You are responsible for keeping appointments. If you cannot keep an appointment, notify me as soon as possible so that another client can be seen. In any case, you will be charged for appointments when canceled with less than 24 hours notice.

To Know Your Fee

I am willing to discuss my fees with you and to provide a clear understanding for you of the costs of all associated services.

To Keep Me Informed

So that I may contact you whenever necessary, I will rely upon you to notify me of any changes in your name, address, and home or work phone numbers.

Your Therapist's Rights and Responsibilities

I have the responsibility to provide care appropriate to your situation, as determined by prevailing community standards. To accomplish this goal, I also have certain rights, including:

  1. The right to information needed to provide appropriate care.

  2. The right to be reimbursed, as agreed, for services provided.

  3. The right to provide services in an atmosphere free of verbal, physical, or sexual harassment.

  4. The right and ethical obligation to refuse to provide services which are not indicated.

  5. The right to change the terms of this notice at any time, with the understanding I will inform my clients of any changes.

Emergency Procedures

Should you feel that your situation requires immediate attention, I am available to return your phone calls from 9:00 am to 5:00 pm, Monday through Friday. You may leave a message on my voice messaging service and try to return calls within 24 hours. I check my messages throughout the day, but not in the evenings, on weekends or when on vacation.

If you feel that you are in a crisis at night, during the weekend, or over a holiday, or in any event that I am not immediately available, you may call your local crisis intervention center, the Holly Hill Respond line at 919.250.7000 or call 911. If you do speak with me, you may be billed at my current hourly rate for individual therapy for the time I spend with you on the phone. You should be advised that your insurance company might not reimburse you for the telephone consultation charge.

Fee Information

My fee for one 45-minute session of psychotherapy services is $115. I will inform you whenever I must raise my fees to keep up with cost of living increases.
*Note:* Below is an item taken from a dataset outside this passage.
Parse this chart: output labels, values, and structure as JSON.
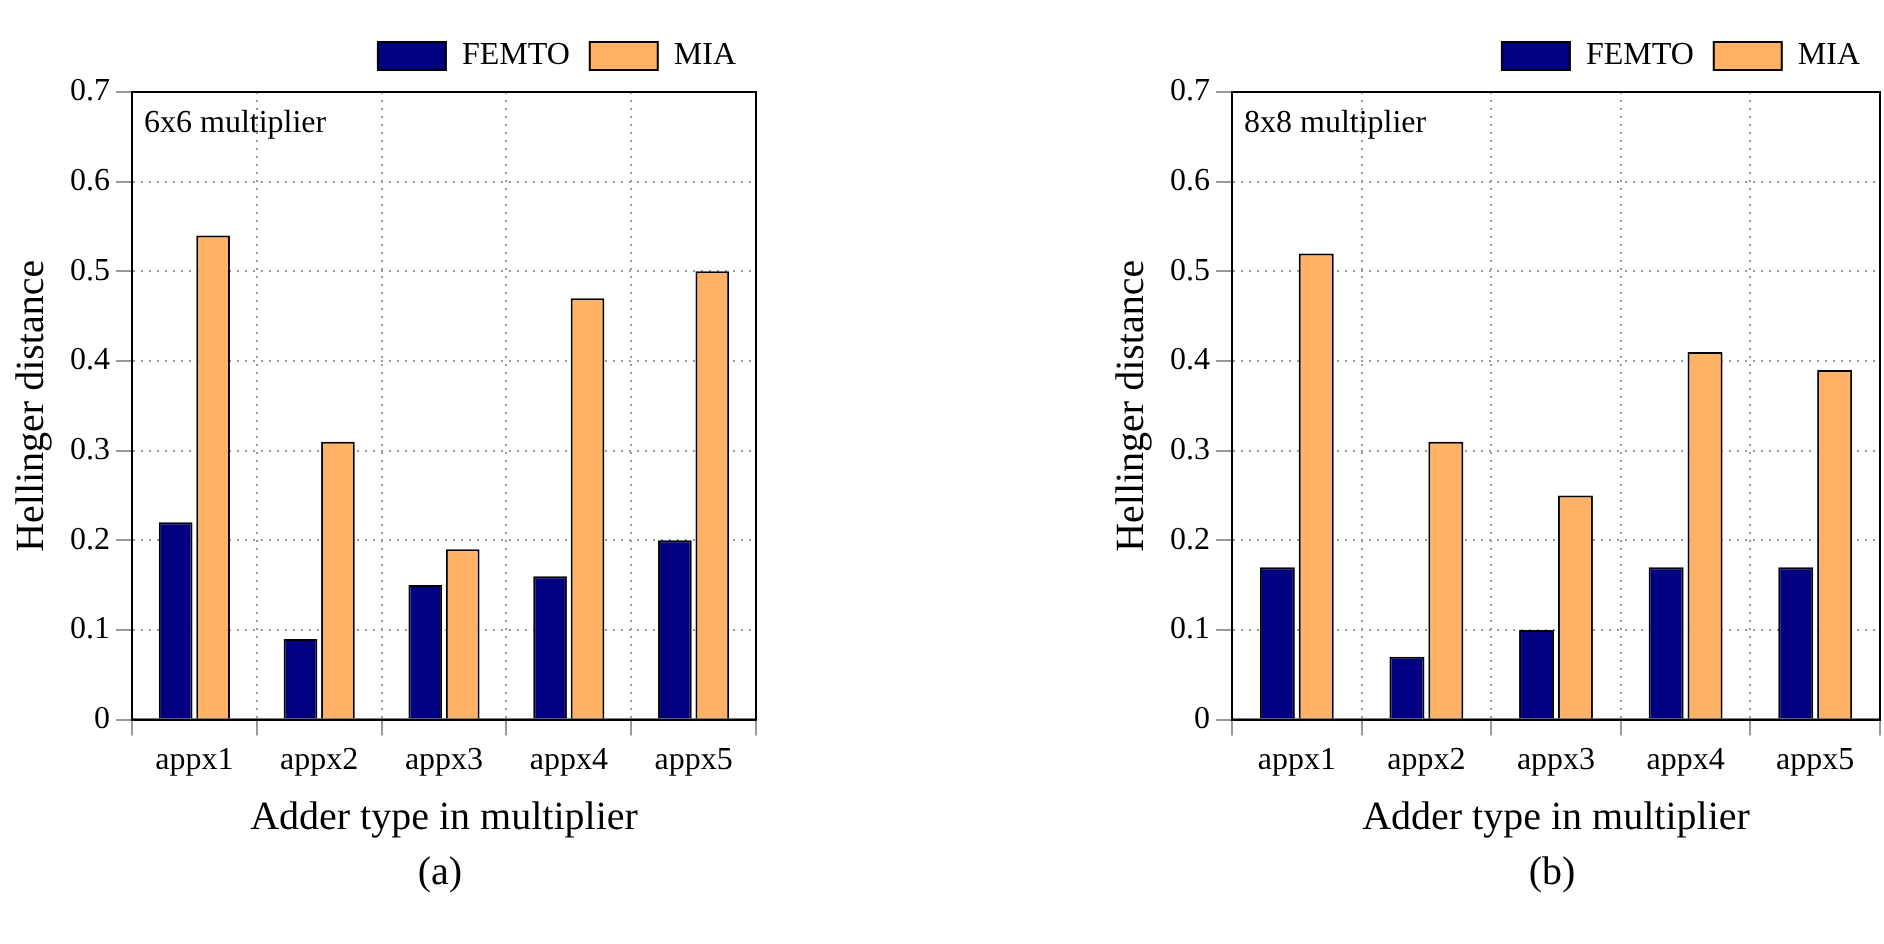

Every client receiving services shall be responsible for the full payment of those services. I expect clients to make a payment at each session, or upon receipt of a bill. Payment for your session should be made directly to me. If at any time you find there are any problems regarding fee payment, or you need to make arrangements for a payment plan, I will be glad to speak to you regarding your concern.


Thank You

I appreciate your decision to work with me. If you have any questions at any time during the course of your therapy, please feel free to speak to me.